Y se fue la segunda semana laboral en el lugar que, se supone, podría llegar a ser mi lugar de trabajo definitivo por estos meses. Nada se sabe: solo sé que, en definitiva, me he relajado mucho más de lo que pensé y que, lentamente, he comenzado a considerar la profesión docente como una tarea no tan terrible como hubiese pensado en un primer momento. Al fin y al cabo, lo he considerado como si estuviese aún en la universidad - no a la manera de ser un eterno estudiante ni con la idea de no querer ser adulto, al estilo Peter Pan-, sino que como un estado transitorio entre la vida real y la vida fantástica que te entrega la universidad. Por otra parte, esas horas "de estudio" que gasto durante la mañana, a fin de mes serán pagadas, por lo tanto, es una instancia en que aprendes cosas nuevas y ganas dinero, aunque te desgastas la voz y te ganas más de alguna arruga. Pero bueno... nadie dijo que las cosas serían fáciles y ya lo dice la tradición, heredada desde la antiquísima Biblia, "con el sudor de tu frente te ganarás el pan de cada día".
Y no sé si es sudor de la frente, pero al menos es dolor de garganta... y sequedad, incluso sueño y agotamiento corporal.
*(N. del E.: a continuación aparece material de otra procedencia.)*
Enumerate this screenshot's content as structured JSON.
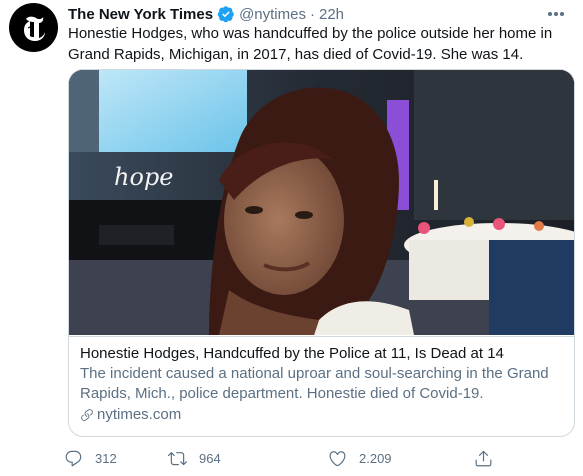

Camino 1 km de ida y otro de vuelta, intento dormir 7 horas al día y pasar el resto del día entre la lucha con alumnos y la preparación de material. No sé, realmente, si logre mi cometido de que todos aprendan, pero al menos me he percatado que existe un porcentaje importante de gente que sí quiere aprender... aunque, finalmente, uno acaba despreocupándose de lo que pueda pasar: yo hago mi clase y punto. Más allá de luchar con alguno que otro alumno de actitudes vulgares -creerse bacanes cuando hablan con una jerga marginal inentendible, no modulan, no dan pruebas y van a puro calentar el asiento- e intentar inculcar algo de hábitos, la vida sigue y el recreo llega en algún momento. Admito que hoy me sentí bastante bien al expulsar a tres alumnas de la sala y al lograr la suspensión de otra el día de ayer, pero todavía quiero más. Sí, quiero aplicar el poder tirano de suspender a la mitad del curso, solo por ser malo (como diría Coco Lengrand, "por webear"). Porque ser profesor, en la mayoría de los casos, se transforma en una actividad dramática: eres un acto, un personaje. Ayer fui un ogro dentro de la sala de clases cuando los alumnos se portaron pésimo, pero al cerrar la puerta, no pude aguantar la risa: ¿qué es lo que estoy haciendo? La docencia fomenta la bipolaridad.
Y así se acabó la segunda semana: me han hecho querer salir corriendo algunas veces, pero aún no he llegado al grado de odiarlos de manera absoluta. Parece que no es tan terrible como pensaba. No sé qué suceda, pero creo que todo es experiencia y tenga la ansiedad de ponerme a prueba, de "hacerme cuero de chancho" y prepararme para las cosas que se vienen después, que sé que son mejores. Creo que estoy aprendiendo, además, a disfrutar como nunca los días libres. Allá vamos por otro fin de semana.